TRIBUNJOGJA.COM, YOGYA - Pandemi Covid-19 yang sudah berlangsung hampir 1,5 tahun benar-benar menyesakkan dada. Akhir-akhir ini berita duka terus saja merasuk, nyaris setiap hari. Entah itu tentang kabar kehilangan atau mengenai orang yang semakin terimpit ekonomi yang sulit. Ini sekelumit kisah-kisah duka di Yogyakarta.

Sri Prapti (49) saat ditemui Tribun Jogja di kawasan Malioboro sebelumnya terlihat mondar-mandir. Sesekali ia bercanda dengan rekan sesama pedagang di kawasan termasyhur itu pada Minggu (18/7/2021) siang.

Sri tak membawa dagangan apa pun, karena sebelum pandemi menggila, dia adalah pedagang kaki lima (PKL) yang menjual kaus oblong di Malioboro. "Ini pedagang semua. Kondisi sekarang yang buat dimakan enggak ada," katanya memulai obrolan.

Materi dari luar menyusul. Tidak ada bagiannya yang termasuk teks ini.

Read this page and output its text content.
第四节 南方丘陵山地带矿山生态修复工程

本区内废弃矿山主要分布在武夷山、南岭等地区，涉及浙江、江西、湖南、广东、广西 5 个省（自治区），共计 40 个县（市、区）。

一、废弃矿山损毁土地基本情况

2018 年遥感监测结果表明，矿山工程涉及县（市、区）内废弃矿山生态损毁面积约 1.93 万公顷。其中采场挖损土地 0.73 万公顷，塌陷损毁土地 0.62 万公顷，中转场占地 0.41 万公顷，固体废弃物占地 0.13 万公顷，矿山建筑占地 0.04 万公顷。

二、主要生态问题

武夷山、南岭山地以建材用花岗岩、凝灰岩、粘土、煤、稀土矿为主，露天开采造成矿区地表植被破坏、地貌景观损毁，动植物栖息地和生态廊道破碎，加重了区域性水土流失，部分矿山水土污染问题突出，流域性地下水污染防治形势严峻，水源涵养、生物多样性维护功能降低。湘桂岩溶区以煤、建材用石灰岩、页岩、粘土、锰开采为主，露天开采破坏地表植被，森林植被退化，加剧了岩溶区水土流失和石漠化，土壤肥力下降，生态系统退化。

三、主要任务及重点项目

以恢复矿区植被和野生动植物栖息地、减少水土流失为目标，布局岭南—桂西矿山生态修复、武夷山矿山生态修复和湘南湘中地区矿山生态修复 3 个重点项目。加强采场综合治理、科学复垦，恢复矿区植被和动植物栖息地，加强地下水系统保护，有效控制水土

Karena lapak jualan kausnya sudah dirapikan petugas dan diminta untuk tidak berjulan sementara waktu, Sri kini beralih menjadi penjual tisu di beberapa persimpangan jalan Kota Yogyakarta. "Itu pun susah lakunya," ucapnya.

Padahal tanggungan dia saat ini banyak. Seperti harus membayar uang sewa indekos per bulan sebesar Rp500 ribu. Belum lagi kebutuhan makan sehari-hari bersama suami harus tetap dipenuhi, serta uang listrik, dan kebutuhan mendesak lainnya.

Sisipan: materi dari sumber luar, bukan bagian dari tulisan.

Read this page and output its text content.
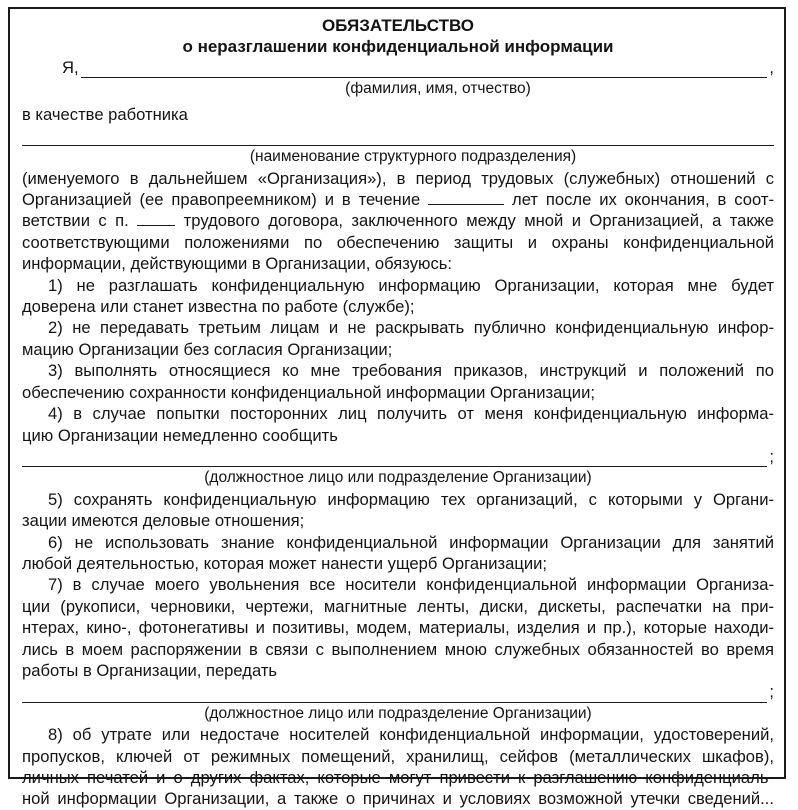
ОБЯЗАТЕЛЬСТВО
о неразглашении конфиденциальной информации
Я,	,
(фамилия, имя, отчество)
в качестве работника
(наименование структурного подразделения)
(именуемого в дальнейшем «Организация»), в период трудовых (служебных) отношений с
Организацией (ее правопреемником) и в течение	лет после их окончания, в соот-
ветствии с п.	трудового договора, заключенного между мной и Организацией, а также
соответствующими положениями по обеспечению защиты и охраны конфиденциальной
информации, действующими в Организации, обязуюсь:
1) не разглашать конфиденциальную информацию Организации, которая мне будет
доверена или станет известна по работе (службе);
2) не передавать третьим лицам и не раскрывать публично конфиденциальную инфор-
мацию Организации без согласия Организации;
3) выполнять относящиеся ко мне требования приказов, инструкций и положений по
обеспечению сохранности конфиденциальной информации Организации;
4) в случае попытки посторонних лиц получить от меня конфиденциальную информа-
цию Организации немедленно сообщить
;
(должностное лицо или подразделение Организации)
5) сохранять конфиденциальную информацию тех организаций, с которыми у Органи-
зации имеются деловые отношения;
6) не использовать знание конфиденциальной информации Организации для занятий
любой деятельностью, которая может нанести ущерб Организации;
7) в случае моего увольнения все носители конфиденциальной информации Организа-
ции (рукописи, черновики, чертежи, магнитные ленты, диски, дискеты, распечатки на при-
нтерах, кино-, фотонегативы и позитивы, модем, материалы, изделия и пр.), которые находи-
лись в моем распоряжении в связи с выполнением мною служебных обязанностей во время
работы в Организации, передать
;
(должностное лицо или подразделение Организации)
8) об утрате или недостаче носителей конфиденциальной информации, удостоверений,
пропусков, ключей от режимных помещений, хранилищ, сейфов (металлических шкафов),
личных печатей и о других фактах, которые могут привести к разглашению конфиденциаль-
ной информации Организации, а также о причинах и условиях возможной утечки сведений...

Sri tak pernah minum multivitamin atau suplemen lain untuk menjaga kondisi tubuh di tengah wabah ini. Untuk makan saja diakui olehnya sangat sulit. Bahkan, ia mengaku tidak peduli lagi jika dirinya terpapar Covid-19.

Bukan karena ia tak percaya dengan virus tersebut, akan tetapi keadaan yang membuat dirinya berpikir demikian. "Saya sudah enggak mikir mau kena Covid-19 tidak. Memang Covid-19 itu ada, tapi kalau kami mikir terus malah enggak bisa apa-apa," jelasnya, dengan mata yang mulai berkaca-kaca.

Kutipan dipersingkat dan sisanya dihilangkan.